Sciotto expects more food companies and retailers to cater to what their consumers believe they want – whether it’s founded in good science or insights, or not. And those decisions end up down on the farm.
“We will see the retailer asserting more and more pressure on how farms are run. When you ask consumers who they trust more – food companies or farmers, 58 percent say the farmer. But the farmer seems to be losing more and more control,” Sciotto adds.
Markets: Commodity prices have been relatively low, but that hasn’t stopped farmers in many parts of the world from increasing production. As the global population continues to grow, analysts estimate that we’ll need a 70 percent increase in the food supply.
“South America is likely to become the breadbasket of the future. American farmers are in a tougher competitive environment as markets shift and new players emerge stronger to meet global demand,” says Sciotto.
Government: The farm bill has historically played an important role in providing support for many farmers and rural areas through commodity programs, crop insurance, conservation, and rural development. The Congressional Budget Office projects the 2018 Farm Bill will cost $428B over the next 5 years.

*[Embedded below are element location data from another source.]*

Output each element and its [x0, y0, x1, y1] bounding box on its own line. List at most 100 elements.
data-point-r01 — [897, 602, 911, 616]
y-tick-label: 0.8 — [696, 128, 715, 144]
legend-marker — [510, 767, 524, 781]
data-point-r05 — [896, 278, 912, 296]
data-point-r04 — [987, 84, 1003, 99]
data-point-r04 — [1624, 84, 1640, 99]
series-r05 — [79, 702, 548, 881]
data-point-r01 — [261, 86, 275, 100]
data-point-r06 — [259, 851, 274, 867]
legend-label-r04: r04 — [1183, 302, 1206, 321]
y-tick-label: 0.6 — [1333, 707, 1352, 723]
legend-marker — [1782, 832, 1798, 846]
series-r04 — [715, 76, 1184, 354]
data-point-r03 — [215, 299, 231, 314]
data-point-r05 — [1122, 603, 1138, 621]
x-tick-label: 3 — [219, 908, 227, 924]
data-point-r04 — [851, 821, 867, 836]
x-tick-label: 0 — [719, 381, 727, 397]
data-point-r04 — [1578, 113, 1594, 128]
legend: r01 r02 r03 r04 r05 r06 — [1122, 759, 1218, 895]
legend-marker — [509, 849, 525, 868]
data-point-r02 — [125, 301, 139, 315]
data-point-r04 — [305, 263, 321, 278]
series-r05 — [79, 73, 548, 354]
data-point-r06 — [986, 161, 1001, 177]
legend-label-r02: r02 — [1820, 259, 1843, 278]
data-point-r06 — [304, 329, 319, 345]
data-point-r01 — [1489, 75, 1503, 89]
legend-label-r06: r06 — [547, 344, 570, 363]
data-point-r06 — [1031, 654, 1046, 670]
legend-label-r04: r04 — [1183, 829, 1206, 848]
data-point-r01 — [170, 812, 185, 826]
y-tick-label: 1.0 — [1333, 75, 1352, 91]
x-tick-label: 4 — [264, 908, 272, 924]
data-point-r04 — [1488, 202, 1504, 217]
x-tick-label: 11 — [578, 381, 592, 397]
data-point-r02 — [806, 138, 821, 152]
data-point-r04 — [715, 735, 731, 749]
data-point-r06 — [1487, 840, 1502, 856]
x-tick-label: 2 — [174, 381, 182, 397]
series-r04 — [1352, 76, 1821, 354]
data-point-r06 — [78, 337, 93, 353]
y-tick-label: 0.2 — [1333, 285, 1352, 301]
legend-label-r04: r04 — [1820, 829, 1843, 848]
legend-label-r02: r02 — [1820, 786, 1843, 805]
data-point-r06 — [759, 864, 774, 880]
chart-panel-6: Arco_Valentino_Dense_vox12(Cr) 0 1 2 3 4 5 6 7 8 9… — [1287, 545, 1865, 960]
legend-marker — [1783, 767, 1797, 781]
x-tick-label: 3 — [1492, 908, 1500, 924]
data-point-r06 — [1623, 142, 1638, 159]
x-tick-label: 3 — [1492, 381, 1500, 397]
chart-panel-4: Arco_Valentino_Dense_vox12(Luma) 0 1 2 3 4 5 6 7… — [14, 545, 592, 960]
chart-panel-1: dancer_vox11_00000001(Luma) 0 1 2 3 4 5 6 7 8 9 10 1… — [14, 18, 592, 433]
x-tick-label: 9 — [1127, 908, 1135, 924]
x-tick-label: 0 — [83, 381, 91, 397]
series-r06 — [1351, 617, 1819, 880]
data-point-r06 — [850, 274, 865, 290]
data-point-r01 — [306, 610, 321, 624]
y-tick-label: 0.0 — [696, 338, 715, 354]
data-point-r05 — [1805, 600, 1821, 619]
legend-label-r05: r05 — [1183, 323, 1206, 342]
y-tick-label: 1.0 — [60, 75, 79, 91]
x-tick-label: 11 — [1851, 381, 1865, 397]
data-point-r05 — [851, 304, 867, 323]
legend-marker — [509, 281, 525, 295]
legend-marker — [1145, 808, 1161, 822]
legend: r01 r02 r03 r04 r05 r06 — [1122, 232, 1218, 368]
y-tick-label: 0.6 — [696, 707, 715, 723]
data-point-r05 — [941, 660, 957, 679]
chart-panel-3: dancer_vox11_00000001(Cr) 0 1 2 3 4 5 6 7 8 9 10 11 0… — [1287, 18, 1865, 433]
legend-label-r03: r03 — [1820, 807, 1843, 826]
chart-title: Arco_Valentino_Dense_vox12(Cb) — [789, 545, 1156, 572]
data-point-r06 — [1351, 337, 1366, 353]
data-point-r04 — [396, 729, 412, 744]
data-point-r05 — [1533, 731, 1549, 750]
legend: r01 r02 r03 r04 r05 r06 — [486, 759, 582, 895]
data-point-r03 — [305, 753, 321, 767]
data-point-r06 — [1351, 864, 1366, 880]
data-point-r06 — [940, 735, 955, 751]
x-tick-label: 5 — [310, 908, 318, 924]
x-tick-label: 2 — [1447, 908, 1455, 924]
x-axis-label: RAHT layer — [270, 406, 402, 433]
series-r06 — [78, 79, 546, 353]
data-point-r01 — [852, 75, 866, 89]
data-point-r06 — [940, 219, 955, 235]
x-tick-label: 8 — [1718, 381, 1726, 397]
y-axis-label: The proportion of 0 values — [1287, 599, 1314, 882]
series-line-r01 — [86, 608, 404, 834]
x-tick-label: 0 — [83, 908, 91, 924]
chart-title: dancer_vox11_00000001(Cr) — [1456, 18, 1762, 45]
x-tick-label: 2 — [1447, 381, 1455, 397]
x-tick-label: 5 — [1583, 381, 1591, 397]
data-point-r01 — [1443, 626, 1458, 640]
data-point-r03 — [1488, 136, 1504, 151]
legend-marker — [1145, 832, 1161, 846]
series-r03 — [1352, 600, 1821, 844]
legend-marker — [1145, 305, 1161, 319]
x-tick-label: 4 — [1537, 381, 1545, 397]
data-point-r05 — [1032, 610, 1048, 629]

However, other aspects of government policy, like trade and monetary policy, can also put operations at risk. As a result of the trade war, the value of total U.S. agricultural exports in 2019 is expected to fall to $141.5 billion, down $1.9 billion from 2018, according to the Department of Agriculture’s (USDA) latest projections.
In addition to ongoing concerns about trade, labor and regulatory reform continue to be top issues. Most growers believe federal regulations have generally been harmful to agriculture, according to Aimpoint Research.
Sciotto says all six of these trends are converging and the speed is accelerating. “It’s putting a lot of pressure on farmers and on traditional institutions of agriculture.”
“We have to acknowledge as an industry that we are going to serve a bifurcated market. We are going to have large, sophisticated vertically-integrated operations run by high business IQ farmers and we are also going to have small, direct-to-consumer operations serving their niche.”
Sciotto says agribusinesses who serve traditional agriculture will have to move faster and add value.
“The concept of one-size-fits-all is fading in farm channels. The farms of the future will be diverse, have different needs and will look to their vendors and suppliers to provide tailored solutions and to be constantly innovating.”